Gillian Keegan today defended the amount of cash the government is giving nurseries to pay for a huge increase in free places, despite childcare bosses warning it is not enough.

The education secretary was asked about nurseries that say the funding they are getting for “free” places does not cover their increased costs. She replied: “It does, it does.”

Ms Keegan insisted the government has worked with 9,000 nursery businesses to make sure they get the funding for its massive increase in free places right. Ms Keegan added that she recently asked a nursery worker in Hertfordshire what she thought about the funding rates, saying: “She said ‘I was pleasantly surprised when I got them’.”

Ms Keegan’s comments, on BBC’s Today Programme, come after research by the National Day Nurseries Association suggests that fewer than half of nurseries are likely to implement the government’s planned expansion in free places because of concerns about funding.

Many nurseries fear the financial support provided by the government will not be enough to cover the increase in free childcare hours.

The government’s multi-million pound childcare reforms have been billed as the biggest expansion of childcare in a generation.

From next month parents of two-year-olds will be eligible for 15 hours free care.

The plans will ultimately see working parents of children as young as nine months old entitled to 30 hours of free childcare per week, by September 2025.

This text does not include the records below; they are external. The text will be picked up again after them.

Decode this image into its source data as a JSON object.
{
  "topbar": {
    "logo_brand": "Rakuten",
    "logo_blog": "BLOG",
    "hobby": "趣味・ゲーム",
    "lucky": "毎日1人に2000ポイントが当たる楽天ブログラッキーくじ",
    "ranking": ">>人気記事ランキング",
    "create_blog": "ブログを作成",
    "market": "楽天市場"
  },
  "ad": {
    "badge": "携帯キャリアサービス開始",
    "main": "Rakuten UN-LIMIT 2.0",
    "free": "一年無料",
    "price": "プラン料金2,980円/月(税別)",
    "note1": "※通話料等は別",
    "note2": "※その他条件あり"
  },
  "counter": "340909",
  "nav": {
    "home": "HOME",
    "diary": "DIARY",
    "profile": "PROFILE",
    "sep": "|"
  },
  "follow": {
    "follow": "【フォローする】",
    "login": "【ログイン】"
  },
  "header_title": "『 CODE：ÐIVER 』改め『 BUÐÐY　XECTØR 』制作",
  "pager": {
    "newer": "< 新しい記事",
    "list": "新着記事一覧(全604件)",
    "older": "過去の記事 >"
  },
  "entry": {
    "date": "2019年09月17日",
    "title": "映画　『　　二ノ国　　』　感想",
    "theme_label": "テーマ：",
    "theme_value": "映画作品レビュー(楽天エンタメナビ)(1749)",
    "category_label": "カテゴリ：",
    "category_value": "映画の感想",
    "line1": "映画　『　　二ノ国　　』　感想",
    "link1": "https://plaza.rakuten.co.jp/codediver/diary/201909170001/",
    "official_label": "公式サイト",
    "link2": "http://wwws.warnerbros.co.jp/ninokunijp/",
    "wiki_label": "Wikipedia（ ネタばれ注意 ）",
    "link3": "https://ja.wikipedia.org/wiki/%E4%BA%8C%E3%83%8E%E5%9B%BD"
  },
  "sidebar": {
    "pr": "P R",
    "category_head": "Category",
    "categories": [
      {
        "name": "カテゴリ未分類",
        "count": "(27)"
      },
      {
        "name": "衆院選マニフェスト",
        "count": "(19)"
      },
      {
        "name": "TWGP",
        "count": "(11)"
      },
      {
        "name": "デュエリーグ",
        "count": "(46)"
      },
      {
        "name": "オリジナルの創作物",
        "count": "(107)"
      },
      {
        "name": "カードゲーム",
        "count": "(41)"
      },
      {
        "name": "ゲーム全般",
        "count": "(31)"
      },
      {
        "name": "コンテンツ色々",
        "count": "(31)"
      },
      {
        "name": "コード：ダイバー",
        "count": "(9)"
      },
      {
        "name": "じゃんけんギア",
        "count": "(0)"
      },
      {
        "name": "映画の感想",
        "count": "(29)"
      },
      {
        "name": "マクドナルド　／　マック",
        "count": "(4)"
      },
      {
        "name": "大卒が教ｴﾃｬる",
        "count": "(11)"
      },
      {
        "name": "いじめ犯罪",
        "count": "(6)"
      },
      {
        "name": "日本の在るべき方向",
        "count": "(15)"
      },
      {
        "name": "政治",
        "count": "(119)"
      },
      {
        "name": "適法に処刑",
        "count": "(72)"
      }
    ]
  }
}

Parents must earn less than £100,000 a year to qualify for the new hours. Some have claimed this is unfair because two parents could earn just short of £100,000 each and still qualify, despite their household income being almost double that of a family with just one working parent earning £100,000.

Writing on Twitter, Chancellor Jeremy Hunt said this is an issue he would like to “sort out” after the next election, because £100,000 is not a “huge salary” in his constituency in Surrey.

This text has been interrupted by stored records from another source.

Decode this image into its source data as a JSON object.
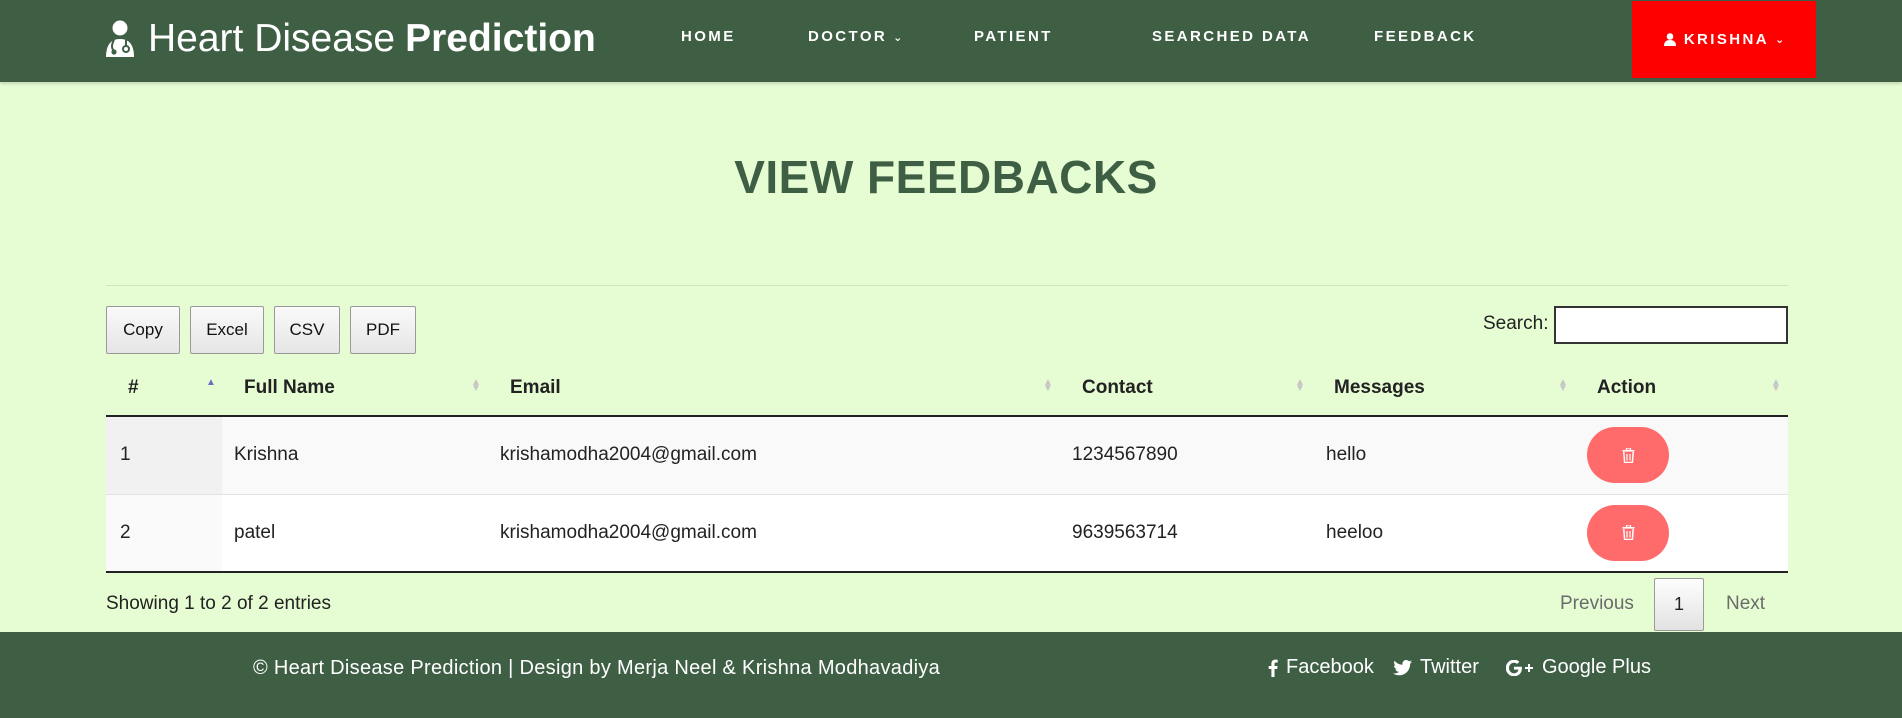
{
  "header": {
    "brand_light": "Heart Disease",
    "brand_bold": "Prediction",
    "nav": {
      "home": "HOME",
      "doctor": "DOCTOR",
      "patient": "PATIENT",
      "searched": "SEARCHED DATA",
      "feedback": "FEEDBACK"
    },
    "user": "KRISHNA"
  },
  "page": {
    "title": "VIEW FEEDBACKS"
  },
  "toolbar": {
    "copy": "Copy",
    "excel": "Excel",
    "csv": "CSV",
    "pdf": "PDF",
    "search_label": "Search:",
    "search_value": ""
  },
  "table": {
    "columns": [
      "#",
      "Full Name",
      "Email",
      "Contact",
      "Messages",
      "Action"
    ],
    "rows": [
      {
        "num": "1",
        "name": "Krishna",
        "email": "krishamodha2004@gmail.com",
        "contact": "1234567890",
        "message": "hello"
      },
      {
        "num": "2",
        "name": "patel",
        "email": "krishamodha2004@gmail.com",
        "contact": "9639563714",
        "message": "heeloo"
      }
    ]
  },
  "table_footer": {
    "info": "Showing 1 to 2 of 2 entries",
    "previous": "Previous",
    "current_page": "1",
    "next": "Next"
  },
  "footer": {
    "copyright": "© Heart Disease Prediction | Design by Merja Neel & Krishna Modhavadiya",
    "facebook": "Facebook",
    "twitter": "Twitter",
    "google": "Google Plus"
  },
  "colors": {
    "primary": "#3f5f45",
    "background": "#e6fdd4",
    "user_button": "#ff0000",
    "delete_button": "#ff6b6b"
  },
  "icons": {
    "brand": "doctor-icon",
    "user": "user-icon",
    "delete": "trash-icon",
    "facebook": "facebook-icon",
    "twitter": "twitter-icon",
    "google": "google-plus-icon"
  }
}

Asked about this by Nick Robinson on BBC Radio Four, Ms Keegan said: The difficulty with any policy when you are talking about eligibility is where you put that. You always have to set some number…somebody will get it and somebody won’t and that’s the problem. Someone is going to fall one side of every part of policy and every eligibility criteria.”

She said there are around three per cent of families where one or both parents earn £100,000 or more.

She added that she got into “terrible trouble” when she said that some secondary headteachers now earn more than £100,000, adding: “So you just can’t comment really.

“The reality is average secondary school headteachers are now in that bracket and there are many, many other professionals that are in that bracket.”